Paul Flessland, Published February 06 2013
North Dakota fire training nonprofit asks for state fundingMANDAN, N.D. – A nonprofit that trains volunteer firefighters in North Dakota is seeking state funding that backers say will keep it from burning out.
Fire Academy of North Dakota has been operating with donations from Mandan businesses, oil companies and some Fargo businesses, but it is “barely enough to keep us alive,” said Darrell Graf, the academy’s chief. “It’s an uphill battle.”
Graf is asking the state for a $125,000 grant to help fund the academy, which is run solely by volunteers.
Between raising funds, maintaining equipment and teaching classes, the volunteers have become overburdened, Graf said.
“Why are we having to raise money when the state is sitting on an oil gold mine?” he said.
The academy, founded in 2003, has provided more than 750 volunteer firefighters with hands-on experience, he said. Members of the academy go to the volunteer fire departments and give them specialized training with their equipment. They also hold summer training sessions at their facility in Medina.
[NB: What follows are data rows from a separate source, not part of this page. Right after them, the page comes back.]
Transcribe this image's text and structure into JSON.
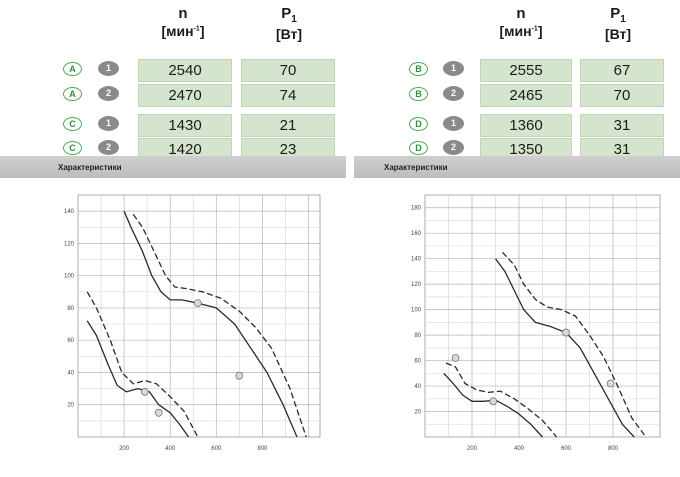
{
  "headers": {
    "speed_symbol": "n",
    "speed_unit": "[мин-1]",
    "power_symbol": "P",
    "power_sub": "1",
    "power_unit": "[Вт]"
  },
  "tables": [
    {
      "rows": [
        {
          "curve": "A",
          "step": "1",
          "n": "2540",
          "p1": "70"
        },
        {
          "curve": "A",
          "step": "2",
          "n": "2470",
          "p1": "74"
        },
        {
          "curve": "C",
          "step": "1",
          "n": "1430",
          "p1": "21"
        },
        {
          "curve": "C",
          "step": "2",
          "n": "1420",
          "p1": "23"
        }
      ]
    },
    {
      "rows": [
        {
          "curve": "B",
          "step": "1",
          "n": "2555",
          "p1": "67"
        },
        {
          "curve": "B",
          "step": "2",
          "n": "2465",
          "p1": "70"
        },
        {
          "curve": "D",
          "step": "1",
          "n": "1360",
          "p1": "31"
        },
        {
          "curve": "D",
          "step": "2",
          "n": "1350",
          "p1": "31"
        }
      ]
    }
  ],
  "section_label": "Характеристики",
  "chart_data": [
    {
      "type": "line",
      "xlim": [
        0,
        1050
      ],
      "ylim": [
        0,
        150
      ],
      "x_ticks": [
        200,
        400,
        600,
        800
      ],
      "y_ticks": [
        20,
        40,
        60,
        80,
        100,
        120,
        140
      ],
      "grid": true,
      "legend": "bottom-right",
      "series": [
        {
          "style": "solid",
          "x": [
            200,
            230,
            280,
            320,
            360,
            400,
            450,
            520,
            600,
            680,
            750,
            820,
            890,
            950
          ],
          "y": [
            140,
            130,
            115,
            100,
            90,
            85,
            85,
            83,
            80,
            70,
            55,
            40,
            20,
            0
          ]
        },
        {
          "style": "dashed",
          "x": [
            240,
            280,
            330,
            380,
            420,
            470,
            540,
            620,
            700,
            770,
            840,
            920,
            990
          ],
          "y": [
            138,
            130,
            115,
            100,
            93,
            92,
            90,
            86,
            78,
            68,
            55,
            30,
            0
          ]
        },
        {
          "style": "solid",
          "x": [
            40,
            80,
            130,
            170,
            210,
            260,
            310,
            350,
            400,
            440,
            480
          ],
          "y": [
            72,
            63,
            45,
            32,
            28,
            30,
            28,
            20,
            15,
            8,
            0
          ]
        },
        {
          "style": "dashed",
          "x": [
            40,
            80,
            140,
            190,
            240,
            290,
            340,
            400,
            460,
            520
          ],
          "y": [
            90,
            80,
            60,
            40,
            33,
            35,
            33,
            25,
            16,
            0
          ]
        }
      ],
      "points": [
        {
          "x": 520,
          "y": 83,
          "label": ""
        },
        {
          "x": 700,
          "y": 38,
          "label": ""
        },
        {
          "x": 290,
          "y": 28,
          "label": ""
        },
        {
          "x": 350,
          "y": 15,
          "label": ""
        }
      ]
    },
    {
      "type": "line",
      "xlim": [
        0,
        1000
      ],
      "ylim": [
        0,
        190
      ],
      "x_ticks": [
        200,
        400,
        600,
        800
      ],
      "y_ticks": [
        20,
        40,
        60,
        80,
        100,
        120,
        140,
        160,
        180
      ],
      "grid": true,
      "legend": "bottom-right",
      "series": [
        {
          "style": "solid",
          "x": [
            300,
            340,
            380,
            420,
            470,
            530,
            600,
            660,
            720,
            780,
            840,
            890
          ],
          "y": [
            140,
            130,
            115,
            100,
            90,
            87,
            82,
            70,
            50,
            30,
            10,
            0
          ]
        },
        {
          "style": "dashed",
          "x": [
            330,
            380,
            420,
            470,
            520,
            580,
            640,
            700,
            760,
            820,
            880,
            940
          ],
          "y": [
            145,
            135,
            120,
            108,
            102,
            100,
            95,
            80,
            63,
            40,
            15,
            0
          ]
        },
        {
          "style": "solid",
          "x": [
            80,
            120,
            160,
            200,
            250,
            300,
            350,
            400,
            450,
            500
          ],
          "y": [
            50,
            42,
            33,
            28,
            28,
            29,
            24,
            18,
            10,
            0
          ]
        },
        {
          "style": "dashed",
          "x": [
            90,
            130,
            170,
            220,
            270,
            320,
            380,
            440,
            500,
            560
          ],
          "y": [
            58,
            55,
            42,
            37,
            35,
            36,
            30,
            22,
            13,
            0
          ]
        }
      ],
      "points": [
        {
          "x": 600,
          "y": 82,
          "label": ""
        },
        {
          "x": 790,
          "y": 42,
          "label": ""
        },
        {
          "x": 130,
          "y": 62,
          "label": ""
        },
        {
          "x": 290,
          "y": 28,
          "label": ""
        }
      ]
    }
  ]
}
The only alternatives for training the state’s volunteer firefighters have are to go out of the state or attend a session in February in Minot. However, the Minot session doesn’t offer much outside training.
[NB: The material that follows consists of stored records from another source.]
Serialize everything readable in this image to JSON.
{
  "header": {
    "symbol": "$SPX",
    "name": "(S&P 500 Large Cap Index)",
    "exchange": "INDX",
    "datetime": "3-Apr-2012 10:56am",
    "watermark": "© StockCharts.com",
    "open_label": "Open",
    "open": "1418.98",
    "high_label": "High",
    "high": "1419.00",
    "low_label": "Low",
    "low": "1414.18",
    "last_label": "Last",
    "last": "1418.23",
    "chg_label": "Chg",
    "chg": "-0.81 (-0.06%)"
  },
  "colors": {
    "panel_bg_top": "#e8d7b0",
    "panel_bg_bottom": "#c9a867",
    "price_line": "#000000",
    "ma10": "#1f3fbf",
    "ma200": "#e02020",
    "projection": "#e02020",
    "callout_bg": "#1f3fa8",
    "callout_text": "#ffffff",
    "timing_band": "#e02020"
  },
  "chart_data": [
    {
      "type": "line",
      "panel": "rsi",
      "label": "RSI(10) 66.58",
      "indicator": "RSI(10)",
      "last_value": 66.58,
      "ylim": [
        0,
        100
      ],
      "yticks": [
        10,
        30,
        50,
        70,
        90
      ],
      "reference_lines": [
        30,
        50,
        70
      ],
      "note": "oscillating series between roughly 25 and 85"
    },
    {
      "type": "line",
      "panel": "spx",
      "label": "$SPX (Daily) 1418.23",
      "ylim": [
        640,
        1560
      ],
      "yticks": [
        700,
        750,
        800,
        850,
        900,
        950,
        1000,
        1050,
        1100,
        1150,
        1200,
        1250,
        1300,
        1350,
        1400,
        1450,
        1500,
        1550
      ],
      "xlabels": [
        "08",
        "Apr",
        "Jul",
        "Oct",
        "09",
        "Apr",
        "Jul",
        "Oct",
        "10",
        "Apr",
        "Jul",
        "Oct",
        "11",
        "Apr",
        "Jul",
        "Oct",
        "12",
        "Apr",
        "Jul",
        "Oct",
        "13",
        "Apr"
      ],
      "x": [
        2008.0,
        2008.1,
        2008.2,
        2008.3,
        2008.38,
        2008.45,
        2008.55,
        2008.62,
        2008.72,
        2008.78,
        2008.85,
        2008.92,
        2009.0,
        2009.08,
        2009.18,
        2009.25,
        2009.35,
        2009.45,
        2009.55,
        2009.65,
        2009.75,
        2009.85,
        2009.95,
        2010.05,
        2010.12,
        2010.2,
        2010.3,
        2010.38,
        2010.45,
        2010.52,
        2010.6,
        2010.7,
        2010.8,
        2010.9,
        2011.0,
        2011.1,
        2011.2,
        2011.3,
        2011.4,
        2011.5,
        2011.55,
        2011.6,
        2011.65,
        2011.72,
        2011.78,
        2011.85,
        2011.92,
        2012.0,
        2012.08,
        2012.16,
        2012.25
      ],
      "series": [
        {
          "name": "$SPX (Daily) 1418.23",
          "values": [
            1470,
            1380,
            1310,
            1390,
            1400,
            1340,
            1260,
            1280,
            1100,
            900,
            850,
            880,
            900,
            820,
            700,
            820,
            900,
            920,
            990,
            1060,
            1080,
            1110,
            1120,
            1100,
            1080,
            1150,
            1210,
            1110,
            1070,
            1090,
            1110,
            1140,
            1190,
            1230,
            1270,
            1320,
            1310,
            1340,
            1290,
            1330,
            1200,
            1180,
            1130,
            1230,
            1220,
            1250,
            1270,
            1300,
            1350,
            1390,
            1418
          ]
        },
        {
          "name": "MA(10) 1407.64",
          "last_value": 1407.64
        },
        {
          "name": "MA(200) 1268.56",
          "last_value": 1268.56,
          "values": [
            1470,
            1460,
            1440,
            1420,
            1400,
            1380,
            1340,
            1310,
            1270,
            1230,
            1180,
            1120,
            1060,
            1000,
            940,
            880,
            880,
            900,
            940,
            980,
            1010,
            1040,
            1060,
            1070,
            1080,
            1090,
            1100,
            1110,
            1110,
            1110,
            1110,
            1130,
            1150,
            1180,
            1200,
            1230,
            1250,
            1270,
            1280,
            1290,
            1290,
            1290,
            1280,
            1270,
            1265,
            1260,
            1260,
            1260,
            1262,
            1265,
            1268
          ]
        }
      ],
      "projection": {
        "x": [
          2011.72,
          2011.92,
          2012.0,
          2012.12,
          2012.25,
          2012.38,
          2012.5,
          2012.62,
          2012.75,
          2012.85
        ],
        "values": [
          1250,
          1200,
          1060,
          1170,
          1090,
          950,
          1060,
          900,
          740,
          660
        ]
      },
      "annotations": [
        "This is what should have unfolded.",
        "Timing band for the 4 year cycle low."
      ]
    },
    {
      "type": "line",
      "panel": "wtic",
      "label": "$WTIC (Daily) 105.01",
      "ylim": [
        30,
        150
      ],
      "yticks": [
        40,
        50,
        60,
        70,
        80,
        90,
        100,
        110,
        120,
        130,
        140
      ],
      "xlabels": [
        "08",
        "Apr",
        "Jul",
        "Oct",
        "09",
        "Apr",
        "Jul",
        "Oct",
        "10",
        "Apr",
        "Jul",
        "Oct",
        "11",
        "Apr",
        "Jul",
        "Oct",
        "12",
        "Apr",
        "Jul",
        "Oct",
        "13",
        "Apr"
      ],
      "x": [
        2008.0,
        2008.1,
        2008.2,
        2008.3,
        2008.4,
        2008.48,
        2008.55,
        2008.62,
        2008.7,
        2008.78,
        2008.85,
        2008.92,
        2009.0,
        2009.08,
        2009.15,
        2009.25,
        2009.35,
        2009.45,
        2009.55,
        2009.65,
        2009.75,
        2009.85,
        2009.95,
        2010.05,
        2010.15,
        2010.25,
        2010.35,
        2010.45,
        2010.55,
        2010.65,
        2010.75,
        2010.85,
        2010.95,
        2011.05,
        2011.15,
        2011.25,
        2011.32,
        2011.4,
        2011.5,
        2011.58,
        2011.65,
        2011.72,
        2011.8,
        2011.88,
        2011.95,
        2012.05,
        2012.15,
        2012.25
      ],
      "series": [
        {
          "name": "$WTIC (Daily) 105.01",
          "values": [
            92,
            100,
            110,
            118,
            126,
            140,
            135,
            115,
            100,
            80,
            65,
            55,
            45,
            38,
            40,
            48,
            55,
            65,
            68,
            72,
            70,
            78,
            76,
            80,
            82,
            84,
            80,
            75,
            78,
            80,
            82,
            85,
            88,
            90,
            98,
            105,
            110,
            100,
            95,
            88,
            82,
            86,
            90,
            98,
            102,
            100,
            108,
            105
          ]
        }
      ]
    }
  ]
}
Jordan Stolz, a native of Sykeston, attended one of Fire Academy’s weeklong sessions in the summer of 2012 and praises their hands-on approach.
“You can read about it all you want, but you’ll never learn it until you actually do it,” said Stolz, now a student at Union College in Lincoln, Neb.
It also gives high school and college students a taste of what it is like to be a firefighter and if it is a career they actually want to pursue.
Only two students have ever decided that firefighting wasn’t for them after attending the academy, Graf said.
Stolz said he thinks the academy is worthy of state funding.
“I learned more in one week than some of my friends learned in a whole year of their fire training,” he said.
Fire Academy supporters have proposed legislation, Senate Bill 2327, to provide funding to maintain training equipment, such as a 50-foot-tall rescue tower and combustible buildings, as well as to secure land for a new facility in Mandan.
The bill is slated for a committee hearing today.